Every recursive function, that ends at least, will have a stop condition.

For your function that is

if (n < 1) {
 return [];
}

The other part of a recursive function is the actual recursion.

This happens here

const countArray = countup(n - 1);

You are calling the function with an n that is one less.

You'll hit that branch and trigger the recursion until you reach <1. At that point the array is created and it gets returned.

After that you get to push values in that array.

It is very important that you return countArray;, this way the array is pushed to the calling functions.

Most likely what you're missing is that when a function is called, the calling function waits for it to end and then goes further.

Usually you understand recursive functions if you try to map the stack and map all the calls to the functions.

Answer 3

(I know this should be a comment, but I can't add code in the comment section).

I think the best way to understand where the array is created, is following the flow yourself. It would make you understand better than all the words that an explanation could be made of.

Just do the following steps:

1. Open the console in your browser. Press F12 then click the console tab
2. Paste the code with a debugger statement:

-

function countup(n) {
  debugger;
  if (n < 1) {
    return [];
  } else {
    const countArray = countup(n - 1);  //the storing of 5,4,3,2,1 I don't understand
    countArray.push(n); //I don't understand when countArray was defined as an array
    return countArray;
  }
}
console.log(countup(5)); // [ 1, 2, 3, 4, 5 ]

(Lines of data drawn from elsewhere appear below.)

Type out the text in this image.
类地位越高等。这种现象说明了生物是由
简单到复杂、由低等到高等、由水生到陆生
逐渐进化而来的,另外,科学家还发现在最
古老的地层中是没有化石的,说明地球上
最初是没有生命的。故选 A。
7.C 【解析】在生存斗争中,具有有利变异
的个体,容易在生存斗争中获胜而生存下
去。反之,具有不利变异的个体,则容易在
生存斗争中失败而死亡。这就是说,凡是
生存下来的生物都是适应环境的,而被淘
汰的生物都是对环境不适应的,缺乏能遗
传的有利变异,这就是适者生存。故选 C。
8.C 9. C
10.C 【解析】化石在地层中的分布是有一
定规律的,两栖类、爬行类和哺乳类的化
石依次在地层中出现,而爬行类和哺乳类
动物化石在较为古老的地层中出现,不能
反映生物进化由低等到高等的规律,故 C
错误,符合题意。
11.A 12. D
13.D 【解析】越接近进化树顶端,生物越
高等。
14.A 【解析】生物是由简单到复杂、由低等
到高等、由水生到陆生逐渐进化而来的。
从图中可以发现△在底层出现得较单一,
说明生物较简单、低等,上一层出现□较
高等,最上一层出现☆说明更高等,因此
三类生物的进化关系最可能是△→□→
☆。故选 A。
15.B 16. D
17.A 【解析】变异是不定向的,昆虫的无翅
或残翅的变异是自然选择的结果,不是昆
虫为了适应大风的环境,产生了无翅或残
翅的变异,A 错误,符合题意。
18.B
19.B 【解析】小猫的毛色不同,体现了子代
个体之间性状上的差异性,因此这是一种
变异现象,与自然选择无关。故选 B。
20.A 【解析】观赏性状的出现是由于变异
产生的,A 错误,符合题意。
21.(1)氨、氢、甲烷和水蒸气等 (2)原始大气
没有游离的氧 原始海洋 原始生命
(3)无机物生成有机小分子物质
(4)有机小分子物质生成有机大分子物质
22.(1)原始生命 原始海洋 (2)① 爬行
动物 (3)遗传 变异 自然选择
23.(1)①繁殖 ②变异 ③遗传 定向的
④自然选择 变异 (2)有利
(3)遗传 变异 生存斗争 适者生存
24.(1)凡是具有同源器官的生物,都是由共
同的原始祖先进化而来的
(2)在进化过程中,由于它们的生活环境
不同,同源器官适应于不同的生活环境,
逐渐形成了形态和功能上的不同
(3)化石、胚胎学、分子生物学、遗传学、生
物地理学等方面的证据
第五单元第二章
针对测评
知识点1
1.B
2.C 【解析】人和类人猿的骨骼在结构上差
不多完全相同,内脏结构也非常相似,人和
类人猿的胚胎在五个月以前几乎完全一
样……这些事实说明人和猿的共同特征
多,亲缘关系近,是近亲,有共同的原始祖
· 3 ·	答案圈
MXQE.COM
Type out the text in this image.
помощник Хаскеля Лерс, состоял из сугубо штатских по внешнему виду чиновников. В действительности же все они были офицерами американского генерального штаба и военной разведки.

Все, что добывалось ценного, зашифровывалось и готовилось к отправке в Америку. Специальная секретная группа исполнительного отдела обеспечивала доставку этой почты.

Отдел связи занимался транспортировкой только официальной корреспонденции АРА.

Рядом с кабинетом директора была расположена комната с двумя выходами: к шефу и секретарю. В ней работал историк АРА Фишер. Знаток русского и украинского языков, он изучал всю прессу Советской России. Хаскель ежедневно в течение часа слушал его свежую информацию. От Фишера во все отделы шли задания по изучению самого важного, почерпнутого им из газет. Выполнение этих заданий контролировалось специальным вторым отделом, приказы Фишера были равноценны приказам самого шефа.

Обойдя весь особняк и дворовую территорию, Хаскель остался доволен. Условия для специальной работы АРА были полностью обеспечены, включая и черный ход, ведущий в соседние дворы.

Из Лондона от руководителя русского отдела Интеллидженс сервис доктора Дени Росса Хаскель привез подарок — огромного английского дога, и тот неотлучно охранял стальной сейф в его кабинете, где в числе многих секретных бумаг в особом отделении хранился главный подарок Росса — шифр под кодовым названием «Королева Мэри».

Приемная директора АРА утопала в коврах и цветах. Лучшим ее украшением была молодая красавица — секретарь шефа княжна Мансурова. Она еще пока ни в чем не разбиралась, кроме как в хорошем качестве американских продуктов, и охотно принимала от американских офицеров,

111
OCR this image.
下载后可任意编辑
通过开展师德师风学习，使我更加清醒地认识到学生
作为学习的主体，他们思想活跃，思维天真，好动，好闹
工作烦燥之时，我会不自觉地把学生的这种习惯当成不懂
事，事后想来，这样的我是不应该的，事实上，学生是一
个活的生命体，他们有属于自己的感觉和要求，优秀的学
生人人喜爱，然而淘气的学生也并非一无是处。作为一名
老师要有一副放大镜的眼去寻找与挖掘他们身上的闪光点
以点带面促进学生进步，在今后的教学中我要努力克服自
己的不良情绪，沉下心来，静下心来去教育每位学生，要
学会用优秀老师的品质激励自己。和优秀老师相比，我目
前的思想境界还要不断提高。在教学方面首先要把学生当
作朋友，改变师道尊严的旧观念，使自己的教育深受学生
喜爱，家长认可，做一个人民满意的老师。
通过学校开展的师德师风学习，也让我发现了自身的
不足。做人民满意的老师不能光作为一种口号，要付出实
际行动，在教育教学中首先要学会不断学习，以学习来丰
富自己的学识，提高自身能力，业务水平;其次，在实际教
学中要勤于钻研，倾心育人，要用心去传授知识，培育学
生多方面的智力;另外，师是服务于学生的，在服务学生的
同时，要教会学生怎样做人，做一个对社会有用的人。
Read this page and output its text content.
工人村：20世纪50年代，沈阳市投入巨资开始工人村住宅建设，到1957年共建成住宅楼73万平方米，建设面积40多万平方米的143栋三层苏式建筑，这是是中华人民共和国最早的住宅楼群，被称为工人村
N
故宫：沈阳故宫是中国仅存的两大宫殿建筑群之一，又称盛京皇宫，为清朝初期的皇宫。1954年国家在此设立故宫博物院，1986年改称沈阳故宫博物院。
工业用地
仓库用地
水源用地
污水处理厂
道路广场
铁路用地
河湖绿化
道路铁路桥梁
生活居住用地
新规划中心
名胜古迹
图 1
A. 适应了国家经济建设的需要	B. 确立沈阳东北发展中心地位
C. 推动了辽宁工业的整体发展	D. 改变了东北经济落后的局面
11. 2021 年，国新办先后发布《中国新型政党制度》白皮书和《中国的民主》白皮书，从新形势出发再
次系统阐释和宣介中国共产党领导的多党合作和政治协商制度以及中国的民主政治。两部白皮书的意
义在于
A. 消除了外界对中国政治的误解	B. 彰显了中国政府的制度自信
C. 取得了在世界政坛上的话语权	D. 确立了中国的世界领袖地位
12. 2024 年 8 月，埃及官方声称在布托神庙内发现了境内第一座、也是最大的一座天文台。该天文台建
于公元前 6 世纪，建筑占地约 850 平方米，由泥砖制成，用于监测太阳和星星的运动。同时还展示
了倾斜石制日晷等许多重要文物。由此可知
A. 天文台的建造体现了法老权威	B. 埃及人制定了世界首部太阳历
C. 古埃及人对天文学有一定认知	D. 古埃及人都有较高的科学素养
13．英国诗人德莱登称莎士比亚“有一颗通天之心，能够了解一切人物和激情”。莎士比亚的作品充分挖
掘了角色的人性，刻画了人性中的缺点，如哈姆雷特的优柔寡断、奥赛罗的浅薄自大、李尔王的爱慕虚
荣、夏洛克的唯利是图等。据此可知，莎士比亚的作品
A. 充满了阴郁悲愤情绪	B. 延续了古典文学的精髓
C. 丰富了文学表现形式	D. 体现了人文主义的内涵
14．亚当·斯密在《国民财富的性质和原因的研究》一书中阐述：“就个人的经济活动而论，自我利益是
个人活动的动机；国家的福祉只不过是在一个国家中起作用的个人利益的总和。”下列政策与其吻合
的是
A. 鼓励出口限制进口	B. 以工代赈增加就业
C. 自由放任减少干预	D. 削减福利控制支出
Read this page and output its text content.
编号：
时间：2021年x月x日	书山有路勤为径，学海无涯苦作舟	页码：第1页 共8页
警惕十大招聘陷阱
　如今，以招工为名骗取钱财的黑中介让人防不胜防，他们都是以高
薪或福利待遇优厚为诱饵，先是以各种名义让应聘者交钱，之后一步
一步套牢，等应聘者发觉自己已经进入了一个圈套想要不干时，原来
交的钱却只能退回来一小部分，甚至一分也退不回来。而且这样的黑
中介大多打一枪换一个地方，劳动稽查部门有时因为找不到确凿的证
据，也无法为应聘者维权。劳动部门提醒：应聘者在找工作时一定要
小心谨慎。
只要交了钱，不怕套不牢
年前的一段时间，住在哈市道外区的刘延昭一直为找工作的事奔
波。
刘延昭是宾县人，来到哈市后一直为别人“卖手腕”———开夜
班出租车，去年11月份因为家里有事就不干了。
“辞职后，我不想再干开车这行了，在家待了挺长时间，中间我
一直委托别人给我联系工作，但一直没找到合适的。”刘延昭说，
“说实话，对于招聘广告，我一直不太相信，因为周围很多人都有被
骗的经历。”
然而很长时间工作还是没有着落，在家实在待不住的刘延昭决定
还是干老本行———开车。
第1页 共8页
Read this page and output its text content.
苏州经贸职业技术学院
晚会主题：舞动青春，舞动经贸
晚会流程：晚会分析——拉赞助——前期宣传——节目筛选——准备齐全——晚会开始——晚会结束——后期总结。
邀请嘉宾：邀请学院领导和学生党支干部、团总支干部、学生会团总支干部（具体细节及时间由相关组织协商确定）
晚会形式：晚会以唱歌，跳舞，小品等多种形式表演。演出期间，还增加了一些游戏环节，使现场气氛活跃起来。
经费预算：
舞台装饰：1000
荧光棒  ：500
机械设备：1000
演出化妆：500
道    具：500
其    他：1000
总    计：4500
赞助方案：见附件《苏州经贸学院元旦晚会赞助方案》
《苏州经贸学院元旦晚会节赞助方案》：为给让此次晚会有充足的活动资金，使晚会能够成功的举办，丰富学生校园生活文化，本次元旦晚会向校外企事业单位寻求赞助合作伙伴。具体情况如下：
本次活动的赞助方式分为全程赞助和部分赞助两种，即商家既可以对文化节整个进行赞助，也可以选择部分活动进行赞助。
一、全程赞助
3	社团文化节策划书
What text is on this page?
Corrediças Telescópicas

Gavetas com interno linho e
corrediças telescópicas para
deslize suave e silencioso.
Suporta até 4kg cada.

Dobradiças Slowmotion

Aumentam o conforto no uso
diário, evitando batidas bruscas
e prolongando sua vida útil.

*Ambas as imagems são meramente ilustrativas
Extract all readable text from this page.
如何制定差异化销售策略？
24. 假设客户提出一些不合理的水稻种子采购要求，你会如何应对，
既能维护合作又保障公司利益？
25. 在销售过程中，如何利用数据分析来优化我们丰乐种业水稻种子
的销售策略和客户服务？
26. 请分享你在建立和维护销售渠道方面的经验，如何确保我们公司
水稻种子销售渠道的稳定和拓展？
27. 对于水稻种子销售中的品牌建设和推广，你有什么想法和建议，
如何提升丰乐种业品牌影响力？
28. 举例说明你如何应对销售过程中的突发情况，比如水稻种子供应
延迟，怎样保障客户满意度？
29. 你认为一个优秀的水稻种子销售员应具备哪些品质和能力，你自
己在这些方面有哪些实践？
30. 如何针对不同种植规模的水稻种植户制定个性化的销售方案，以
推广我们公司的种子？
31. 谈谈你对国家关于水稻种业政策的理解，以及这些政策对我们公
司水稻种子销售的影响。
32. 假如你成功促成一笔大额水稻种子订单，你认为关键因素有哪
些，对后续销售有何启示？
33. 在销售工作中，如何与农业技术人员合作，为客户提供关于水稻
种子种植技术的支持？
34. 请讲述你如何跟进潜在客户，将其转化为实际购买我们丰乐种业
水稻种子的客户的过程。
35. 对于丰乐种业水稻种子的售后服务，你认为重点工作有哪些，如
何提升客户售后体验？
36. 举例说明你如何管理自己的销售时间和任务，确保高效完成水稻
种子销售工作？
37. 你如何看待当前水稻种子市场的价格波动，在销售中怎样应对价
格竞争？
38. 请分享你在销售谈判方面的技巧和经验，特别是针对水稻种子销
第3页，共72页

3. Use the step in and step over buttons
4. Have fun!

Answer 4

TL;DR

It is defined in return [];.

The parameter (n) decrements every time you enter the function and the array will be created if it reaches 0.

---

Let's say, you call countup(2).

This will reach the else that will call countup(1). That process repeats and calls countup(0).

This does not go in the else branch and instead creates and returns an empty array.

The calling method, countup(1) adds 1 to it (and returns the result) and it's caller countup(2) adds 2.

I will try to visualise the recursion:

countup(2)
  2<1 --> false --> else
  countArray=countup(1)
    1<1 --> false --> else
      countArray=countup(0)
        0<1 --> true --> if
        return []
      push 1 --> [1]
      return countArray --> [1]
  push 1 -->[1,2]
  return countArray -->[1,2]

Answer 5

At this point

const countArray = countup(n - 1);

the function "waits" and provokes a call to itself, which will stop only at the stop condition if (n < 1) at countup(0), which returns an empty array and returns to the preceding call of countup(1). At this point countArray gets the value returned from countup(0) which is [] and it is declared as an array, which also makes future push calls valid.

The variables are meanwhile stored in memory. When calling a function, it's parameters, along with it's local variables and return address are stored in the memory stack.

You might want to read more about recursion and call stack.